Complementarity of IG and CFG, and Guidance Interval:
- Function: Further improves generation quality and controls the temporal application schedule of guidance.
- Mechanism: IG provides class-agnostic guidance (pushing samples toward the interior of the data manifold), while CFG provides class-conditional guidance (pushing samples toward the target class). Their combination works best with a moderate IG scale alongside CFG. Regarding the guidance interval, IG should be applied during high-to-medium noise levels (\(\sigma \in (0.3, 1)\)) and is unnecessary at low noise levels — naturally complementary to the optimal interval for CFG (medium-to-low noise).
- Design Motivation: 2D toy experiments clearly illustrate the complementary mechanism: IG eliminates outliers at distribution tails (class-agnostic), while CFG suppresses inter-class confusion (class-conditional). The two methods improve generation quality along orthogonal dimensions.

Loss & Training¶

Training is based on SiT and LightningDiT using standard settings; LightningDiT adopts the Muon optimizer (replacing AdamW to address early-stage instability) and an EMA decay of 0.9995 (changed from 0.9999).
Auxiliary supervision applied to early layers yields the best results (layer 4 for SiT-B/2; layer 8 for larger models); placing supervision in the latter half of the network degrades final-layer output.
Training on ImageNet-1K 256×256 after VAE encoding.
Sampling uses SDE Euler–Maruyama with 250 steps (SiT/DiT) or ODE Heun with 125 steps (LightningDiT).

Key Experimental Results¶

Main Results — ImageNet 256×256 (without CFG)¶

Method	Training Epochs	FID↓	IS↑
SiT-XL/2	1400	8.61	131.7
REPA	800	5.90	157.8
SiT-XL/2 + IG	80	5.31	147.7
SiT-XL/2 + IG	800	1.75	228.6
LightningDiT-XL/1	800	2.17	205.6
LightningDiT-XL/1 + IG	60	2.42	173.7
LightningDiT-XL/1 + IG	680	1.34	229.3

SOTA Comparison with CFG¶

Method	FID↓	sFID↓
REPA + CFG (800ep)	1.42	4.70
REPA-E + CFG (800ep)	1.26	4.11
SiT-XL/2 + IG + CFG (800ep)	1.46	4.79
LightningDiT-XL/1 + IG + CFG (680ep)	1.19	4.11

Ablation Study¶

Ablation	FID↓	IS↑	Notes
SiT-B/2 baseline	33.02	43.71	No auxiliary supervision
Aux. supervision (layer 2)	30.45	47.97	Effective at early layers
Aux. supervision (layer 4)	30.60	47.70	Best or near-best
Aux. supervision (layer 8)	38.05	37.97	Harmful in latter half
+IG (layer 4, \(w\)=1.5)	19.02	65.06	Large gain from guidance
+IG (\(w\)=1.9)	17.38	69.12	Best scale without interval
+IG (\(w\)=2.3) + interval \([0.3,1)\)	16.19	72.95	Best configuration

Key Findings¶

Remarkable training efficiency: SiT-XL/2 + IG achieves FID 5.31 in only 80 epochs, surpassing the original SiT at 1400 epochs (FID 8.61) and REPA at 800 epochs (FID 5.90).
Auxiliary supervision layer placement is critical: It must be within the first few layers (top ~1/3); placing it in the latter half (layers 8 or 10) is harmful.
Auxiliary supervision alone accelerates convergence: Even without IG sampling guidance, adding only the auxiliary loss yields convergence comparable to complex self-supervised representation alignment methods.
IG and CFG guidance intervals are complementary: IG should be applied at high-to-medium noise levels, CFG at medium-to-low noise levels — the two are naturally non-overlapping.
IG scales better with model size: The relative improvement from IG increases as model size grows from B → L → XL.

Highlights & Insights¶

The "built-in weak model" insight is remarkably elegant: Intermediate-layer outputs of a deep network are naturally a weakened version of the final output.
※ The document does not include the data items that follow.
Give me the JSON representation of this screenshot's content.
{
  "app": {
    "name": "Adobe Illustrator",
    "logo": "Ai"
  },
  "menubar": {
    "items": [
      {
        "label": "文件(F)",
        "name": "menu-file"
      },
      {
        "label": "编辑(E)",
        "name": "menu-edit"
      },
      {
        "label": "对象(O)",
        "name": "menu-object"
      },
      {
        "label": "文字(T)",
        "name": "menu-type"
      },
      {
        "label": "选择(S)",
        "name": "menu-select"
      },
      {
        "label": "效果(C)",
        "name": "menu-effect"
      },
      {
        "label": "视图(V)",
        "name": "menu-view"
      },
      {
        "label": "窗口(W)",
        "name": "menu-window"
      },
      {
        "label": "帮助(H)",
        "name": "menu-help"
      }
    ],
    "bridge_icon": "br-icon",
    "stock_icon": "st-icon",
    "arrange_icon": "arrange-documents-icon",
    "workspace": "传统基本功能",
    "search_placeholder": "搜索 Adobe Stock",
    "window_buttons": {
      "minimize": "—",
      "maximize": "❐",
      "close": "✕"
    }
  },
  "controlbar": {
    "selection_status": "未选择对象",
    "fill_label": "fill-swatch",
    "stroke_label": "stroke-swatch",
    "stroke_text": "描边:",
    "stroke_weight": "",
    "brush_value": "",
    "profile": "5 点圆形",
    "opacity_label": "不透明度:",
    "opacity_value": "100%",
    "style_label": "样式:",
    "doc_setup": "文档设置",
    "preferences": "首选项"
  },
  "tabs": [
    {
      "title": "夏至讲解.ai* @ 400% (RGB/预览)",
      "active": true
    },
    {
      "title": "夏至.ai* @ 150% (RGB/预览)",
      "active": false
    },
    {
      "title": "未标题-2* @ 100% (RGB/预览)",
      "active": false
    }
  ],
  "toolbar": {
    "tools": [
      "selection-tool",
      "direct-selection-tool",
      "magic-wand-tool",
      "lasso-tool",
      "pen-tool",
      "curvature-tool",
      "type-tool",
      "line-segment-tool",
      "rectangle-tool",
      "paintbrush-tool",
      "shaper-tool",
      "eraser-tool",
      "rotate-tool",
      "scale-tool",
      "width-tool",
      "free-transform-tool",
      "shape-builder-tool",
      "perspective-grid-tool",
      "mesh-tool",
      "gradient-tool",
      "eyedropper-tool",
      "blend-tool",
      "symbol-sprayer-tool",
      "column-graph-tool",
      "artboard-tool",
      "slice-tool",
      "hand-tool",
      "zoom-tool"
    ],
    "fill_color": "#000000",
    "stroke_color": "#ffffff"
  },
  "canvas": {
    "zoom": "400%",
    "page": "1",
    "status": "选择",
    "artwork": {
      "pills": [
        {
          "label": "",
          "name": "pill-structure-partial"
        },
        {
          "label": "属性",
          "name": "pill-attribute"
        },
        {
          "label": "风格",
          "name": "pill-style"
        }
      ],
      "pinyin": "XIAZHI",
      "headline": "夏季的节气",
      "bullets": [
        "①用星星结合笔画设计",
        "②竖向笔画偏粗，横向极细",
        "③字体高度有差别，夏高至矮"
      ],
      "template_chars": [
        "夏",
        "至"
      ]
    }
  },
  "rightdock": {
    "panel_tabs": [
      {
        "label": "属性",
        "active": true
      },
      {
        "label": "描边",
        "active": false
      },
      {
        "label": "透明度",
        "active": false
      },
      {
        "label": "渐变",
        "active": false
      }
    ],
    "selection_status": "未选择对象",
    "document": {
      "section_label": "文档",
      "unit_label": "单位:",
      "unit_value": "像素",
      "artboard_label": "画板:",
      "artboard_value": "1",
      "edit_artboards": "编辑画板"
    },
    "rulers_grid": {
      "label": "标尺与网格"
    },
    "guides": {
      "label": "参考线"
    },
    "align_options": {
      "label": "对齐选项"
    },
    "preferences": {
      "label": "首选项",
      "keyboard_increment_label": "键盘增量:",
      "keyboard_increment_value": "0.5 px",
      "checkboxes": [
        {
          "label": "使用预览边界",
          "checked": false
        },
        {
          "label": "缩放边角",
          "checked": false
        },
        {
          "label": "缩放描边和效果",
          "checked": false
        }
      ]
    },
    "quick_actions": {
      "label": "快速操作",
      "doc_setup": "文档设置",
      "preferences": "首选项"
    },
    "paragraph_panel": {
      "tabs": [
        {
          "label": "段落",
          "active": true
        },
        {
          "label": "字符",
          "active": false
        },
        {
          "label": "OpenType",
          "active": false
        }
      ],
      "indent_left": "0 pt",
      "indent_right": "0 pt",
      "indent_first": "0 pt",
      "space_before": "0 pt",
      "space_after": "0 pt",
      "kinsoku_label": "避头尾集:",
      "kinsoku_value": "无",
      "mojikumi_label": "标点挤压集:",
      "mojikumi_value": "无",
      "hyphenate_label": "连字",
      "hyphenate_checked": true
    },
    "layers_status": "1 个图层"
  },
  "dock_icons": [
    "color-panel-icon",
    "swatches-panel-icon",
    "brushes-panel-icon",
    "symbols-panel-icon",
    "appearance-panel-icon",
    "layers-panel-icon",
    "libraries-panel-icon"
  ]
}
This observation reduces Autoguidance from "training a separate degraded model" to "adding a single auxiliary loss" — a genuine simplification.
A two-birds-one-stone design: The auxiliary supervision simultaneously provides intermediate outputs for sampling guidance and alleviates vanishing gradients to accelerate convergence, solving two problems with one simple mechanism.
A new finding on guidance intervals: IG is effective at high-to-medium noise levels and unnecessary at low noise levels — the opposite of CFG's optimal interval. This finding offers useful guidance for combining multiple guidance strategies in future work.
Extension from guidance to training acceleration: Section 6 demonstrates that incorporating the IG principle into the training loss as \(\mathbf{x}_0 + \omega \cdot \text{sg}(D_f - D_i)\) directly accelerates convergence, further revealing the underlying mechanism of the method.
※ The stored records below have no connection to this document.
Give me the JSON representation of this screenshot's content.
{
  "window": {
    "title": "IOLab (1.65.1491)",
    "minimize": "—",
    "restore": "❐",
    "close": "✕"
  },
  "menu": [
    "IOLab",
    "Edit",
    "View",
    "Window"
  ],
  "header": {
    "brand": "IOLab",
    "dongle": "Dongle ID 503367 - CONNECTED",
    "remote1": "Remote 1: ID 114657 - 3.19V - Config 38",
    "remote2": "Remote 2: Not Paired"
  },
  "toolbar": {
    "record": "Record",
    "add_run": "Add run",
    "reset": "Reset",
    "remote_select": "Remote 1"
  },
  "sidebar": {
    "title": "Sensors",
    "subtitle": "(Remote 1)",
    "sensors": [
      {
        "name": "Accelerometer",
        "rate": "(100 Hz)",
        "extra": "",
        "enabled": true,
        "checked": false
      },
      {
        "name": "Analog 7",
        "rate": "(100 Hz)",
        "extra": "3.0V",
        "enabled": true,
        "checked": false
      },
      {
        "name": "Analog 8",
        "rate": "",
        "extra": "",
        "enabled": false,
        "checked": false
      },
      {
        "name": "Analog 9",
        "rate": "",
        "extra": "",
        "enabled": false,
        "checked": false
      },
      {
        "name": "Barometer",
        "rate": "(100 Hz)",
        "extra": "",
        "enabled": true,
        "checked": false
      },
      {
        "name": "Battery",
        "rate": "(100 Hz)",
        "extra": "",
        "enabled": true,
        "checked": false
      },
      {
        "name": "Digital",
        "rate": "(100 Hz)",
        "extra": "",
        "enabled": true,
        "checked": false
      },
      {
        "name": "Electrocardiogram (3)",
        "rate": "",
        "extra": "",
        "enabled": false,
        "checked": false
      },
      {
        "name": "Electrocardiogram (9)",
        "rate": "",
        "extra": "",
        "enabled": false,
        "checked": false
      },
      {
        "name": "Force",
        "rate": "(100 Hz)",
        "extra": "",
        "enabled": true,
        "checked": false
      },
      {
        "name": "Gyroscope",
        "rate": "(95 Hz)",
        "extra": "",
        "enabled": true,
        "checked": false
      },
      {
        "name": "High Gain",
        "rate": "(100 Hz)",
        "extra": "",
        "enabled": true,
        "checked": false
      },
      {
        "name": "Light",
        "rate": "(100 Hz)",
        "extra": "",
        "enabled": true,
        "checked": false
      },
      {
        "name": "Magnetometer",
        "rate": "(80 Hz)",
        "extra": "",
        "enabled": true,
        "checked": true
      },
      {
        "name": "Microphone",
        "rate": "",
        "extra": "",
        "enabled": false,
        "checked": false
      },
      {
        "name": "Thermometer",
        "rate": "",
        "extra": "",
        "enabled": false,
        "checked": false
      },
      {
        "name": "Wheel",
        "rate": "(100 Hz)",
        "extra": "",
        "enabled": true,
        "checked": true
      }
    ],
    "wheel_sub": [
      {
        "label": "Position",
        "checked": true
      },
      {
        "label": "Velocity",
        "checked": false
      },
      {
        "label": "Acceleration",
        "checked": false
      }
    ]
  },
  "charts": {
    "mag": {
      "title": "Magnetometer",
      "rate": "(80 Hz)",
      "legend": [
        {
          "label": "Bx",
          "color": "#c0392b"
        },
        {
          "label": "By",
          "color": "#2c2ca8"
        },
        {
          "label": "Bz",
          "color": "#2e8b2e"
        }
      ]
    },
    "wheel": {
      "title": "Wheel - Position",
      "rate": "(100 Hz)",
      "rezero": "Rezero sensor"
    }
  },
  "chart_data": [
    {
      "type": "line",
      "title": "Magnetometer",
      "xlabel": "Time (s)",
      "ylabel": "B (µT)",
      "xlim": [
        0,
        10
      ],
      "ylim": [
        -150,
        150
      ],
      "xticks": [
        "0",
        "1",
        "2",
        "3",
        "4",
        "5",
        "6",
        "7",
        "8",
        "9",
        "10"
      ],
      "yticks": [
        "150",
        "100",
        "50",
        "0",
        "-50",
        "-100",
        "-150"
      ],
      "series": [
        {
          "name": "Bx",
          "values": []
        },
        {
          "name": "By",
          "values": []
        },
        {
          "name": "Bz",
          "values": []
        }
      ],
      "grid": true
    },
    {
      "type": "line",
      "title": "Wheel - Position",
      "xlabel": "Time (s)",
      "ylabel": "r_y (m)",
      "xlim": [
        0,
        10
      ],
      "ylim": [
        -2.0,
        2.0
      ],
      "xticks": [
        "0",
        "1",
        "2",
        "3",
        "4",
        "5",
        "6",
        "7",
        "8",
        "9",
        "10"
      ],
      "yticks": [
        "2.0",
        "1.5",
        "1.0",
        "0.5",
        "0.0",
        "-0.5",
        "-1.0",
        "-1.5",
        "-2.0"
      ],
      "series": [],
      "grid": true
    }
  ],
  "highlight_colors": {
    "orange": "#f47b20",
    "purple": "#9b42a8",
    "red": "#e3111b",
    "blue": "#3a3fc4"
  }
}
Limitations & Future Work¶

The placement of the auxiliary supervision layer requires separate tuning for each model architecture (layer 4 for SiT-B, layer 8 for larger models).
Three hyperparameters — the IG scale \(w\), the guidance interval \([\sigma_{\text{low}}, \sigma_{\text{high}}]\), and the auxiliary loss weight \(\lambda\) — require joint tuning.
Validation is limited to class-conditional ImageNet; the method has not been tested on text-conditional generation (e.g., SD, SDXL).
The intermediate output head introduces a small number of additional parameters (one extra output layer), which, while minimal, may warrant attention in large-scale distributed training.
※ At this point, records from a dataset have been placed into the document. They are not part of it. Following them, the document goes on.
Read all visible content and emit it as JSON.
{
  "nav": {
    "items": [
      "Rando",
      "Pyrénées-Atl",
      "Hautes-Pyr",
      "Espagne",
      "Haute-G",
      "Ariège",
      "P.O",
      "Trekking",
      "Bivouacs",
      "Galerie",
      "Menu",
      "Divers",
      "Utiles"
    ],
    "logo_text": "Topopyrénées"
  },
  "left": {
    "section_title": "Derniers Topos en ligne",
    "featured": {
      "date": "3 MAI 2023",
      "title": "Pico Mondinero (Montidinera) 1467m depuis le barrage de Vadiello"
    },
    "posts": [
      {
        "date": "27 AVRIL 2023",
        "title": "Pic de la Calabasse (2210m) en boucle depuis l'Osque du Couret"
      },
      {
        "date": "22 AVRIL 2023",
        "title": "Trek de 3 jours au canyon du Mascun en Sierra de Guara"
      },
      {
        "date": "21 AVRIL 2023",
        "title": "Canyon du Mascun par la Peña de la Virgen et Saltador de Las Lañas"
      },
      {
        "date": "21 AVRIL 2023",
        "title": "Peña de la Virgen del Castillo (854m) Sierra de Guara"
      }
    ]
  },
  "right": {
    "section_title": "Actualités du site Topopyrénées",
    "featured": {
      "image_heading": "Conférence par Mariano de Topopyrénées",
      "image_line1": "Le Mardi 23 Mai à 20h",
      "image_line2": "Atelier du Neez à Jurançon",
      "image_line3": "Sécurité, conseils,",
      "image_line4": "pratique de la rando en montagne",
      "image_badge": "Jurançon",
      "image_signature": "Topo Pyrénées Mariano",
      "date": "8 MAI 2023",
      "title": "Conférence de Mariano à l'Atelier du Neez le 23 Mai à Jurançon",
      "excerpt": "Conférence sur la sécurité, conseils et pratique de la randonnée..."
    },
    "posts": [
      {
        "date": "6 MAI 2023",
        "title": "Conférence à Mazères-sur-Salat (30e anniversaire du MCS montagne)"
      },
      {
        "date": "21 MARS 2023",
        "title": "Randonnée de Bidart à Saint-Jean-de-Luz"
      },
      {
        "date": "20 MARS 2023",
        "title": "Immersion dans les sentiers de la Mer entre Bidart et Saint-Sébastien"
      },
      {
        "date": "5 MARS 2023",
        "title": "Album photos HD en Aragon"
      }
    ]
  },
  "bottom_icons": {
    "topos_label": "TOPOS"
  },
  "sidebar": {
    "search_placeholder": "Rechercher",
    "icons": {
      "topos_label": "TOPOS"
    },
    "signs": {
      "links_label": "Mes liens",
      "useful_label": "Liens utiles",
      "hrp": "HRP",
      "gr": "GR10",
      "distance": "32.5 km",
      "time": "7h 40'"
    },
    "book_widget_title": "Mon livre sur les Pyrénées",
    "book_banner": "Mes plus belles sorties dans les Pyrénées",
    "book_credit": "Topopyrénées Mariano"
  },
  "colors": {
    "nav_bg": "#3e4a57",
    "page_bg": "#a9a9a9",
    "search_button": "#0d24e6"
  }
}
vs. Autoguidance: Autoguidance requires separately training a degraded model; IG uses intermediate layers as a natural "degraded version" at zero additional training cost. The two methods exhibit similar behavior in 2D distribution experiments.
vs. CFG: CFG provides class-conditional directional guidance (pushing toward the target class); IG provides class-agnostic manifold guidance (pushing toward high-probability regions of the data distribution). The two are complementary and their combination achieves state-of-the-art results.
vs. PAG/SEG/SAG: These methods construct a weak version at inference time by perturbing attention maps or inputs; IG embeds the weak version during training, requiring no modifications at inference. The approach is cleaner and more efficient.
vs. REPA/SRA: Self-supervised representation alignment regularizes intermediate layers using complex pretrained models; IG's auxiliary supervision is simpler yet achieves comparable convergence acceleration.

Rating¶

Novelty: ⭐⭐⭐⭐⭐ The "intermediate layers as weak model" insight is elegant and profound; the two-birds-one-stone design is highly commendable.
Experimental Thoroughness: ⭐⭐⭐⭐⭐ Multiple model scales, detailed ablations, 2D visualizations, training acceleration extensions, and SOTA results — extremely comprehensive.
Writing Quality: ⭐⭐⭐⭐ Clear structure; the 2D toy experiment visualizations are particularly effective for conveying the core intuition.
Value: ⭐⭐⭐⭐⭐ FID 1.19 SOTA + training acceleration + plug-and-play applicability — strong contributions in both theory and practice.